Elle marche le long de l’enclos aux biches. Les bêtes frémissantes s’approchent, elle caresse le mufle luisant, le velours des poils entre les yeux. Ses doigts se crispent sur le doux pelage. Douleur dans son ventre, elle se plie en deux, ses genoux touchent sa poitrine. Elle se raccroche aux losanges de fil de fer de la grille, se relève. La boue recouvre ce qui fut en été un fin gazon. “Et-le-fruit-de-tes-entrailles-est-béni.”

Elle descend vers le lac, vers le ponton aux  planches grises et scintillantes de givre, poussière d’argent. L’eau sombre, moirée de longs reflets verdâtres, lui souffle au visage une haleine fétide. Les barques colorées de l’été ont disparu, et les groupes nonchalants, les familles, les amoureux. La torsion dans son ventre a repris, elle gémit, elle s’assoit sur le banc, sous le saule, elle couche son ventre sur ses cuisses, elle se parle, tente de s’apaiser : “Calme-toi, mon petit, calme-toi, ça va aller.” Elle se berce longuement, la douleur est rebelle au balancement, elle ne s’endort pas, la bête qui la dévore au-dedans. Immobile maintenant, couchée sur ses cuisses, elle relève la tête et tourne son regard à gauche. Sur un panneau délavé, un gros enfant joufflu que le vent gifle avec violence lui tend une glace en forme de fusée, multicolore, saccadée dans les rafales. Elle plonge son regard vers la terre. Les talons de ses bottines délicates se sont enfoncés, ses pieds reposent  parfaitement à plat dans la boue fine, souple comme l’argile que modèlent les doigts des enfants. Fulgurance au plus profond d’elle-même.

Elle regarde à droite. La cabane du loueur de pédalos, la cabane en rondins. Sous l’auvent de planches grossièrement assemblées, il pourrait être là. Il a toujours aimé la regarder sans qu’elle le sache. Ou plus haut, derrière le bosquet de buis qui cache une statue de Diane. Ou dans la roue d’écureuil géante qui dévide indéfiniment, en été, les rires des gamins. Il pourrait être derrière, son regard filtrant entre les lattes, immobile, les mains dans les poches.

La douleur a légèrement reflué. Elle se met debout. Quand elle retire ses pieds de la boue, elle entend un léger bruit de succion et deux petites mares oblongues se forment aussitôt. Elle remonte le sentier bordé d’eucubas. Certains massifs portent des boules rouges parfaitement sphériques, luisantes. “Et-le-fruit-de-tes-entrailles-est-béni.” Elle arrive à la placette circulaire, là où le manège dresse sa tente de toile cirée vert sombre.
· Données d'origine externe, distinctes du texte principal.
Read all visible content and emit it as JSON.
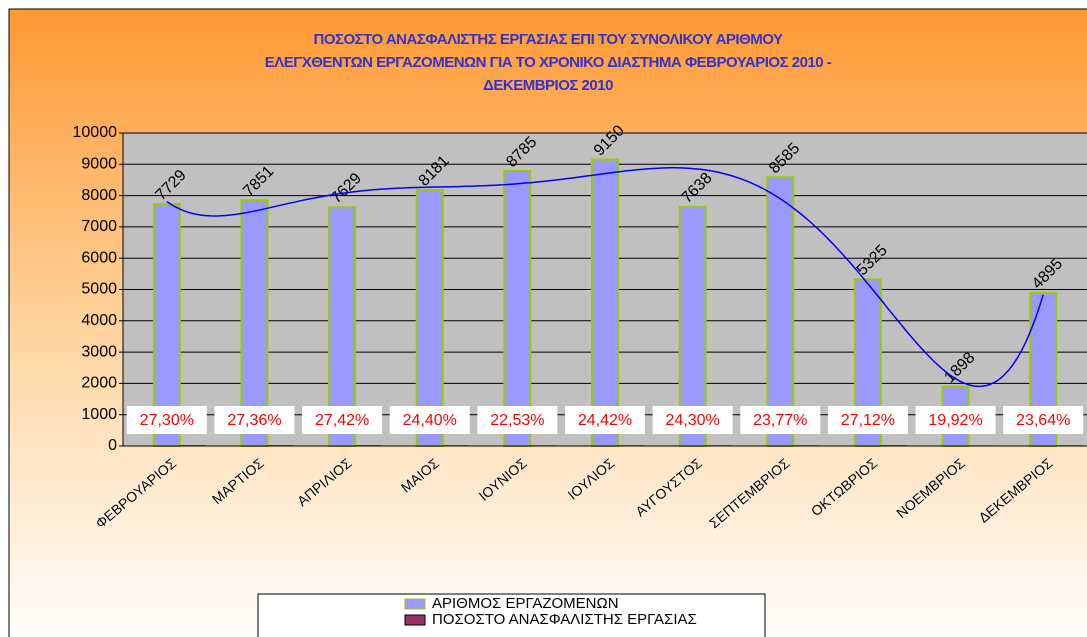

Sur le toit en forme de cône, un creux rempli d’eau reflète l’argent plombé du ciel. “Poche des eaux.” Un filet d’eau dégouline jusqu’à terre, puis crée un ruisselet qui disparaît dans la boue. Deux rouges-gorges sautillent devant elle. “Egorgés.” La douleur ferraille de nouveau dans son ventre. Elle s’appuie contre le tronc d’un hêtre, doux et plissé comme la peau d’une bête. L’écorce est glacée, sombre, presque aussi sombre que le gant de cuir noir qui la caresse. Un jour, elle n’aura plus peur d’être observée à son insu, un jour elle sera libre de ses mouvements et de ses rêves, pour l’instant elle doit suivre les voies que d’autres ont tracées pour elle, et  obéir à leurs ordres silencieux. Contre elle-même, contre son corps, elle a une fois encore obtempéré. Ce n’est sûrement pas la dernière fois. Mais elle sait qu’un jour viendra où la lumière de ce ciel d’hiver qu’elle aime tant l’enveloppera de sa paix et qu’elle sera libre d’en jouir.

Il n’est pas venu, ou il viendra trop tard. Elle ne l’attend plus. Elle a froid mais la douleur a cessé. Elle remonte l’allée déserte, dépasse les grilles blanches sans jeter un regard au parc derrière elle.